First retrospective in Mexico gathers 162 pieces

Otto Dix´s exhibition, Violence and passion is opened at the National Museum of Art.

October 12, 2016

The work of Otto Dix, the artist who was censored and persecuted by the Nazis, the fighter of peace and understanding through culture, the man who made his lines a weapon to confront barbarism, is presented in the first retrospective in Mexico opened on October 11th at the National Museum of Art.

The exhibition Otto Dix. Violence and passion, opened as part of the Germany-Mexico Dual Year, gathers 162 pieces made between 1913 and 1960, covering his early years, his period of esthetic rebellion that got the antipathy of National Socialism to works made shortly before his death.

Secretary of Culture, Rafael Tovar y de Teresa, accompanied by Reinhard Maiworm, director of the Goethe Institute; curator, Ulrike Lorenz; Maria Cristina García Cepeda, general director of the National Institute of Fine Arts and Leander Dix, Otto Dix’s grandson, opened this retrospective where, through 56 paintings (38 oils, 16 watercolors, 2 gouaches), 87 graphic works and 19 drawings can be seen the stormy universe that Otto Dix lived in two world wars, the disenchantment, the misery, the sordidness and the weariness by the violence.

Rafael Tovar y de Teresa defined the exhibition as one of the most important of the Mexico-Germany Dual Year cultural program in which great creators have arrived in Mexican soil to showcase the cultural background and artistic avant-gardes of a nation connected by close ties with our country.

The secretary of Culture stressed the opportunity that these paintings that portray the feeling of an artist who went through the most difficult times of the twentieth century can be known by new generations with a curatorship that takes into account all points of view, both the artist and the meanings expressed in each oil and drawing.

He recalled that Otto Dix lived close to World War I and fought with the German army in 1918 without ever interrupting his artistic vein. Later, when the peace arrived, and the treaty of Versailles was signed his work began to be known, although it was object of censorship later.

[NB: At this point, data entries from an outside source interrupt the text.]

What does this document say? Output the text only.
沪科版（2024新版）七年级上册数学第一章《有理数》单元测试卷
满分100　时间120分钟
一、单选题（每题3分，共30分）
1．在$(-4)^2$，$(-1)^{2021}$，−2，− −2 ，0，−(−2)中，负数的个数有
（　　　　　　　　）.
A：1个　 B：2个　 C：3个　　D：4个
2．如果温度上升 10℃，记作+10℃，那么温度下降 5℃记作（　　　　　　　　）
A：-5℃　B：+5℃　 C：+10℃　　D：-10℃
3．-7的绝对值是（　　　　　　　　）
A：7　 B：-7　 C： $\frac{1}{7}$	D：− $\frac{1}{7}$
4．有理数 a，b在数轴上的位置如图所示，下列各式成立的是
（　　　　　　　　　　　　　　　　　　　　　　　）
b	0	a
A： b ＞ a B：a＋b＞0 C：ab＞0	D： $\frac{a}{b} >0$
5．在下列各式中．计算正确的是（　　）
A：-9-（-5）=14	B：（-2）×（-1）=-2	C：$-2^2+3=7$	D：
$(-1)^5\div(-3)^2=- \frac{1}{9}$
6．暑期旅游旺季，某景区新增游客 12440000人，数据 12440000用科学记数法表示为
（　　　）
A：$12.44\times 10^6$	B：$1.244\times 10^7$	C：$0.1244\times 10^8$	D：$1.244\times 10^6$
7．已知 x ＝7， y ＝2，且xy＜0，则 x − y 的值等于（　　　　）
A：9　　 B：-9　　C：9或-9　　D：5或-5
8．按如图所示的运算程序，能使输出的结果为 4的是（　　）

 “It is a celebration that this exhibition came to Mexico as part of this cultural exchange between two nations to show us an artist who continues to surprise the world with the strength of his lines” Rafael Tovar y de Teresa said.

Reinhard Maiworm said that this exhibition, after the success at the Marco de Monterrey Museum, continues to nurture the cultural dialogue between Mexico and Germany through a twentieth-century witness like Otto Dix and his passion for never adhering to the established forms, ideologies, crises and borders.

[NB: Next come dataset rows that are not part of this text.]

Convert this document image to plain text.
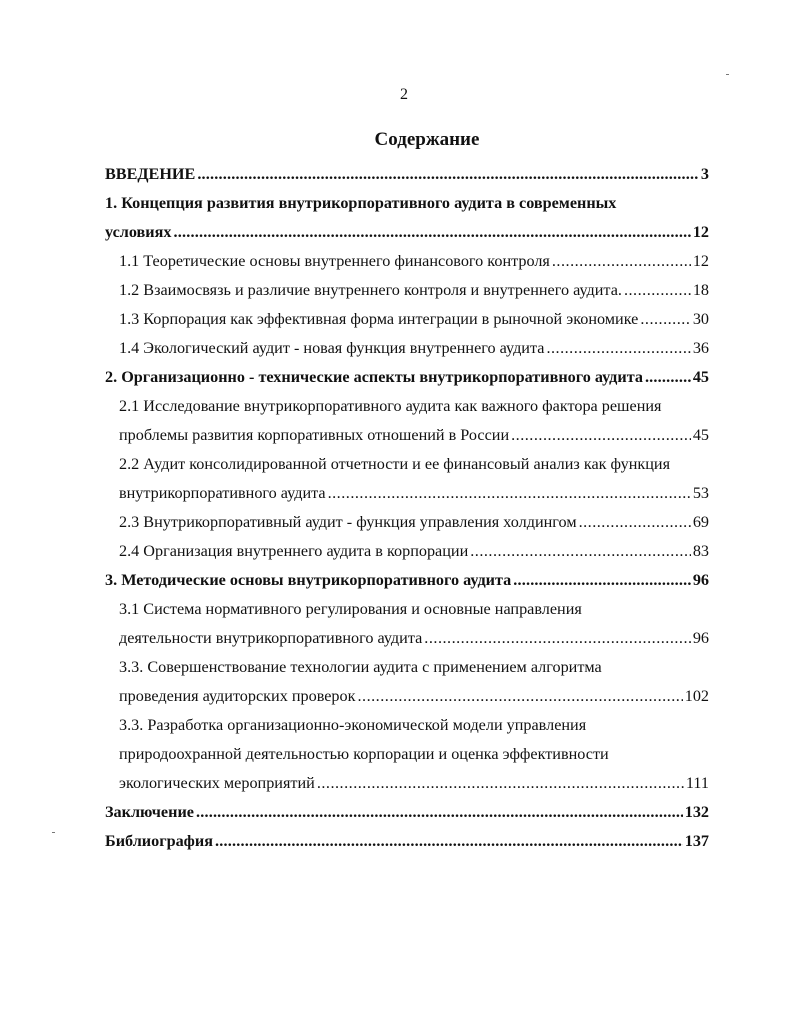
2
Содержание
ВВЕДЕНИЕ .....	3
1. Концепция развития внутрикорпоративного аудита в современных
условиях .....	12
1.1 Теоретические основы внутреннего финансового контроля .....	12
1.2 Взаимосвязь и различие внутреннего контроля и внутреннего аудита. .....	18
1.3 Корпорация как эффективная форма интеграции в рыночной экономике .....	30
1.4 Экологический аудит - новая функция внутреннего аудита .....	36
2. Организационно - технические аспекты внутрикорпоративного аудита .....	45
2.1 Исследование внутрикорпоративного аудита как важного фактора решения
проблемы развития корпоративных отношений в России .....	45
2.2 Аудит консолидированной отчетности и ее финансовый анализ как функция
внутрикорпоративного аудита .....	53
2.3 Внутрикорпоративный аудит - функция управления холдингом .....	69
2.4 Организация внутреннего аудита в корпорации .....	83
3. Методические основы внутрикорпоративного аудита .....	96
3.1 Система нормативного регулирования и основные направления
деятельности внутрикорпоративного аудита .....	96
3.3. Совершенствование технологии аудита с применением алгоритма
проведения аудиторских проверок .....	102
3.3. Разработка организационно-экономической модели управления
природоохранной деятельностью корпорации и оценка эффективности
экологических мероприятий .....	111
Заключение .....	132
Библиография .....	137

 "His drama is not only from the 20th century but also from the 21st century, he made us understand several scenarios and ideas to reinterpret them in new contexts to learn from the past. It is certainly an exhibition that illustrates about pain, passion, violence and the desire to live in peace”.

During the opening tour the public was able to see representative works of the artist as Self-portraits, made in 1914 in tribute to philosopher Friedrich Nietzsche, as well as the pictures Pass with horses, Street lamps and Self-portrait as a smoker, among others.

In guiding the audience, the curator Ulrike Lorenz stated that Otto Dix develops with the painting a great variety of interests about the art that went from the Renaissance to Futurism, nevertheless, it is through the drawing where he lets his instincts take over to his intellectual development, aspects that the public can feel in this great exhibition.

Otto Dix. Passion and violence is presented until January 15th, 2017 at the National Museum of Art. Tacuba 8, Historic Center.